Brain structure reinforces immunity

For the first time researchers at the University of Pennsylvania, the school of veterinary medicine has developed a real-time image of the human body's immune response to parasitic infections in the brain.

These findings provide unexpected insights into how immune cells are controlled in the brain, and are important for treating any inflammation that affects Brain.

Toxoplasma, a common parasite in humans, is found in the brain of about 30% of the population. However, because the brain lacks the lymphatic system for the immune response and the blood-brain barrier that limits the entry of antibodies, scientists have found that this creates special challenges for the system. Immunity to infection control. Therefore, little is known about the processes by which T cells enter the nervous system when infected with toxoplasmosis, or how the immune system controls this parasite.

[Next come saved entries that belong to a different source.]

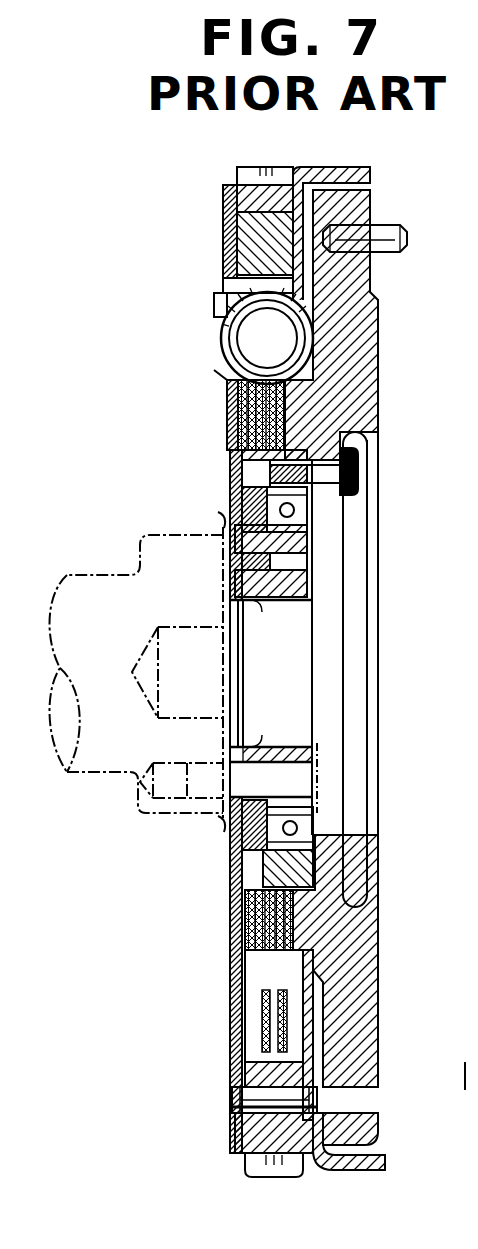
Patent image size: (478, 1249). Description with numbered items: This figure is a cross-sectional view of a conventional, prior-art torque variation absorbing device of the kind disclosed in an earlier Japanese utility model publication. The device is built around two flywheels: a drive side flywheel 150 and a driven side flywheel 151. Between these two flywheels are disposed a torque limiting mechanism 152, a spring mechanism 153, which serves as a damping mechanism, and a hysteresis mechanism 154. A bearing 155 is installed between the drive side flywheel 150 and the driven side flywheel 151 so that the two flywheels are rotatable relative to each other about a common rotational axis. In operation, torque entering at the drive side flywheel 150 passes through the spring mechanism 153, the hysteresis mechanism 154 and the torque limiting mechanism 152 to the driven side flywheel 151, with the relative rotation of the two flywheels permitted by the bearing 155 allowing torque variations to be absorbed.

The drive side flywheel 150 is at (245, 238).
The driven side flywheel 151 is at (350, 283).
The torque limiting mechanism 152 is at (224, 425).
The spring mechanism 153 is at (222, 334).
The hysteresis mechanism 154 is at (226, 501).
The bearing 155 is at (310, 523).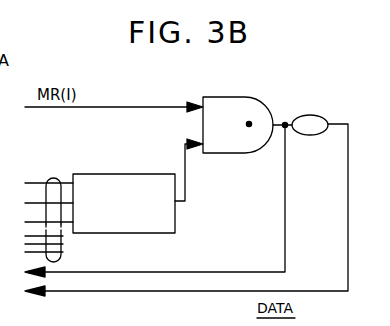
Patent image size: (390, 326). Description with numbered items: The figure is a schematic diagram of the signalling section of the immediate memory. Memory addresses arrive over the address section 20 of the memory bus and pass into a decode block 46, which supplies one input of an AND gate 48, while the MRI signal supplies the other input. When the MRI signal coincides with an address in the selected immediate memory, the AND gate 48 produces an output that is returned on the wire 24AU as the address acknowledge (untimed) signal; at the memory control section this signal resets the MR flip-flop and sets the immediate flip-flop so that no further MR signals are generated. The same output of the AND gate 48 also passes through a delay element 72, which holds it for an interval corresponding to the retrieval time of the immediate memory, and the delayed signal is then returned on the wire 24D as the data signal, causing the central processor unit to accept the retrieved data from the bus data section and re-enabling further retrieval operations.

Picture 1 of Brain structure reinforces immunity Immune reaction in humans. (Photo: niaid.nih.gov)

In this study, researchers investigated how the immune system can control infection in the brain. Using an advanced two-photon microscope that enables the observation of T cells in the brain, Chris Hunter's laboratory focuses on studying CD8 + T-impact cells in toxoplasma encephalitis.

Main author Emma Wilson said: 'We found that the movement of T cells is closely related to the fibrous system in the brain. These structures do not appear in normal brain tissue. '

Hunter, a professor and head of the Department of Pathology at Penn Vet, said: 'This observation shows that in the brain special structures are stimulated by inflammation that has guided the invasion of T cells. in the immune environment and allow them to perform the 'search and destroy' process necessary to search for abnormal cells or bacteria in the brain. '

The study was funded by the National Institutes of Health and Commonwealth. The authors of the study included Wilson, currently in the Department of Biomedical Sciences at the University of California, Riverside; Tajie H. Harris, Beena John, Elia Tait, Marion Pepper and Hunter of the Department of Pathology at Penn Vet; Wolfgang Weninger, Paulus Mrass and E. John Wherry of the Wistar Institute (Weninger and Mrass currently work at the Centenary Cancer and Cell Biology Institute in Sydney); Florence Dzierzinski belongs to the Institute of Parasitology, McGill University; Philip G. Haydon of the Department of Neuroscience at Tufts University; Gregory F. Wu and Terri M. Laufer of the Department of Medicine at the University of Pennsylvania; and David Roos of the Department of Biology at Penn.